In the Shadow of the Mountain (Old Red Lion Theatre)

Posted: May 18, 2018 in Theatre

Writer: Felicity Huxley-Miners      Director: Richard Elson

⭐⭐⭐

Girl meets boy, girl Rugby-tackles boy and so begins an imperfect relationship. Felicity Huxley-Miners’ short (70 minutes), bitter-sweet new play introduces us to Ellie and Rob, a couple who we come to feel need a lot of things in life, but not each other.

The opening scenes feel like an old-fashioned screwball romcom in which, say, Goldie Hawn could have been Ellie and the writer, taking on the role herself, certainly plays it that way. However, we already know that Ellie’s dramatic first entrance had been to intervene when Rob was about to jump under a train, which leads us to expect that the play will take us to much darker places.

David Shears gets Rob, the ordinary Geordie bloke who has just lost his girlfriend to his best mate, precisely right, but the chemistry between him and Huxley-Miners’ Ellie always feels completely wrong. If this is a deliberate ploy to show a dysfunctional relationship, it is very clever acting indeed. Having rescued Rob, Ellie goes several stages further than a typical Samaritan and invites him to share her bed. “Too much too soon” we think and we are right.

The needy stare in Huxley-Miners’ eyes, her frail demeanour and the desperation in her gestures make it clear that Ellie is by far the more troubled of the two. Having lured Rob into her web, she uses all her guile to keep him there, but this central section of the play is its least convincing. Rob’s inability to walk out is irritating, as are Ellie’s semi-comic attempts to keep him. We are told that Rob is close to his mother, but not his father and that Ellie is estranged from both her parents, but deeper knowledge of their past emotional lives would have helped us to understand them better and to care more for them.

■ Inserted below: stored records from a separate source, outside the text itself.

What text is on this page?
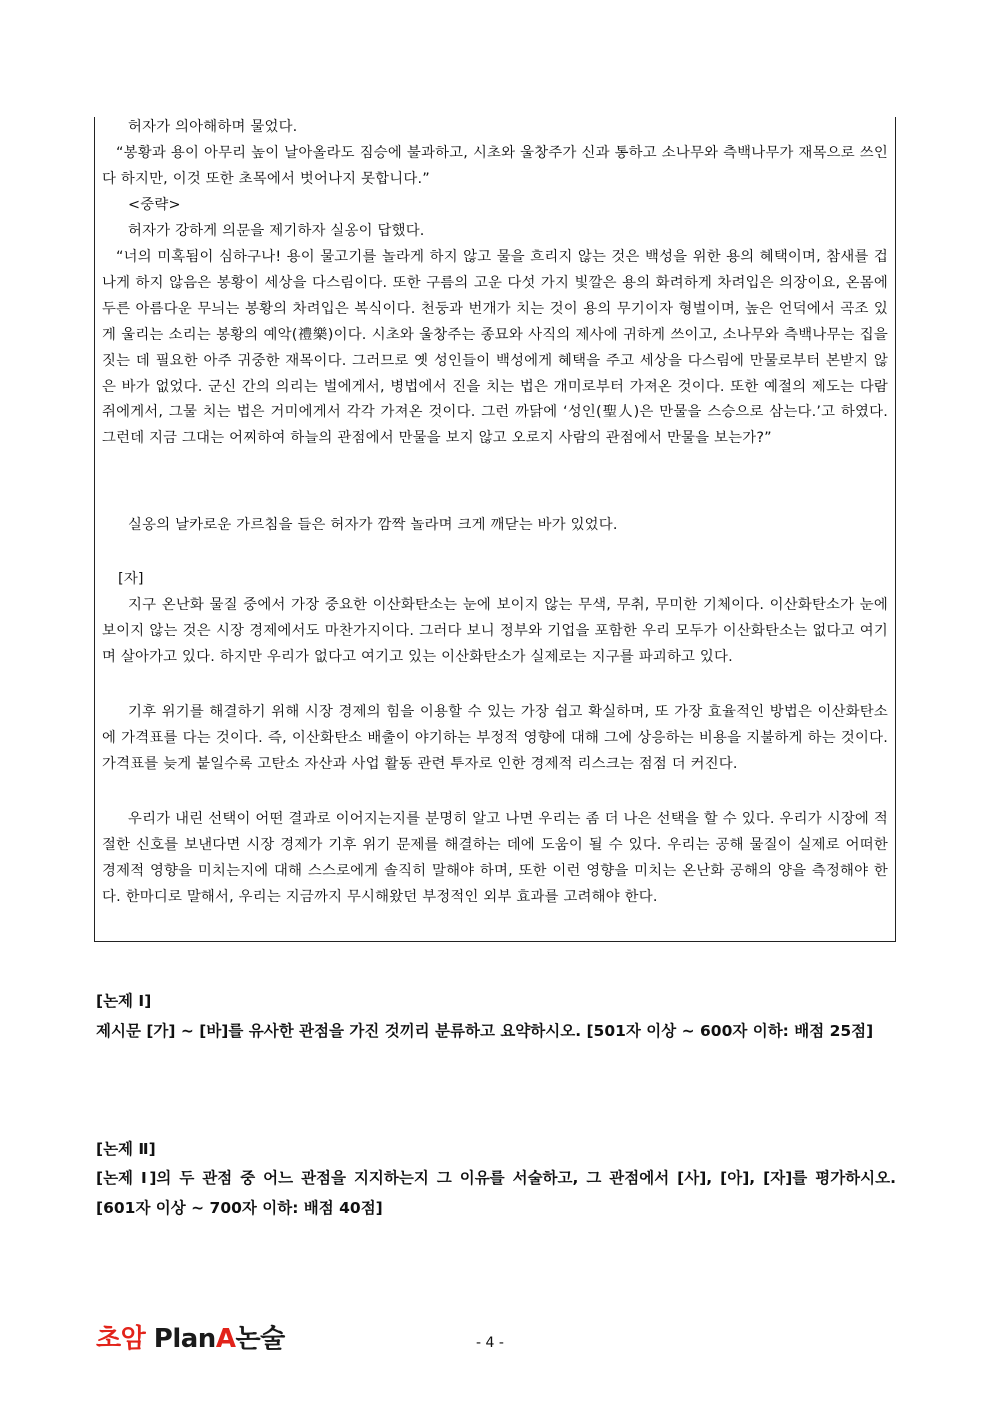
허자가 의아해하며 물었다.

“봉황과 용이 아무리 높이 날아올라도 짐승에 불과하고, 시초와 울창주가 신과 통하고 소나무와 측백나무가 재목으로 쓰인다 하지만, 이것 또한 초목에서 벗어나지 못합니다.”

<중략>

허자가 강하게 의문을 제기하자 실옹이 답했다.

“너의 미혹됨이 심하구나! 용이 물고기를 놀라게 하지 않고 물을 흐리지 않는 것은 백성을 위한 용의 혜택이며, 참새를 겁나게 하지 않음은 봉황이 세상을 다스림이다. 또한 구름의 고운 다섯 가지 빛깔은 용의 화려하게 차려입은 의장이요, 온몸에 두른 아름다운 무늬는 봉황의 차려입은 복식이다. 천둥과 번개가 치는 것이 용의 무기이자 형벌이며, 높은 언덕에서 곡조 있게 울리는 소리는 봉황의 예악(禮樂)이다. 시초와 울창주는 종묘와 사직의 제사에 귀하게 쓰이고, 소나무와 측백나무는 집을 짓는 데 필요한 아주 귀중한 재목이다. 그러므로 옛 성인들이 백성에게 혜택을 주고 세상을 다스림에 만물로부터 본받지 않은 바가 없었다. 군신 간의 의리는 벌에게서, 병법에서 진을 치는 법은 개미로부터 가져온 것이다. 또한 예절의 제도는 다람쥐에게서, 그물 치는 법은 거미에게서 각각 가져온 것이다. 그런 까닭에 ‘성인(聖人)은 만물을 스승으로 삼는다.’고 하였다. 그런데 지금 그대는 어찌하여 하늘의 관점에서 만물을 보지 않고 오로지 사람의 관점에서 만물을 보는가?”

실옹의 날카로운 가르침을 들은 허자가 깜짝 놀라며 크게 깨닫는 바가 있었다.

[자]

지구 온난화 물질 중에서 가장 중요한 이산화탄소는 눈에 보이지 않는 무색, 무취, 무미한 기체이다. 이산화탄소가 눈에 보이지 않는 것은 시장 경제에서도 마찬가지이다. 그러다 보니 정부와 기업을 포함한 우리 모두가 이산화탄소는 없다고 여기며 살아가고 있다. 하지만 우리가 없다고 여기고 있는 이산화탄소가 실제로는 지구를 파괴하고 있다.

기후 위기를 해결하기 위해 시장 경제의 힘을 이용할 수 있는 가장 쉽고 확실하며, 또 가장 효율적인 방법은 이산화탄소에 가격표를 다는 것이다. 즉, 이산화탄소 배출이 야기하는 부정적 영향에 대해 그에 상응하는 비용을 지불하게 하는 것이다. 가격표를 늦게 붙일수록 고탄소 자산과 사업 활동 관련 투자로 인한 경제적 리스크는 점점 더 커진다.

우리가 내린 선택이 어떤 결과로 이어지는지를 분명히 알고 나면 우리는 좀 더 나은 선택을 할 수 있다. 우리가 시장에 적절한 신호를 보낸다면 시장 경제가 기후 위기 문제를 해결하는 데에 도움이 될 수 있다. 우리는 공해 물질이 실제로 어떠한 경제적 영향을 미치는지에 대해 스스로에게 솔직히 말해야 하며, 또한 이런 영향을 미치는 온난화 공해의 양을 측정해야 한다. 한마디로 말해서, 우리는 지금까지 무시해왔던 부정적인 외부 효과를 고려해야 한다.

[논제 Ⅰ]

제시문 [가] ~ [바]를 유사한 관점을 가진 것끼리 분류하고 요약하시오. [501자 이상 ~ 600자 이하: 배점 25점]

[논제 Ⅱ]

[논제 Ⅰ]의 두 관점 중 어느 관점을 지지하는지 그 이유를 서술하고, 그 관점에서 [사], [아], [자]를 평가하시오. [601자 이상 ~ 700자 이하: 배점 40점]

초암 PlanA논술	- 4 -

At a time when the mental health issues affecting young people, facing the intense pressures of modern life, are being brought into sharper focus, the play has much to say. Rob, coming out of a failed relationship and discontented with a job that he hates, struggles to see the point of carrying on. Ellie is told pointedly that she needs to like herself, but she persists with the misguided mission to make Rob, a man too wrapped up in his own problems, to like her instead.

Director Richard Elson’s production tunes in well to the shifting tones of the play. In the Shadow of the Mountain needs more depth and it needs more polish, but it makes a brave stab at probing the turbulence inside so many young minds today.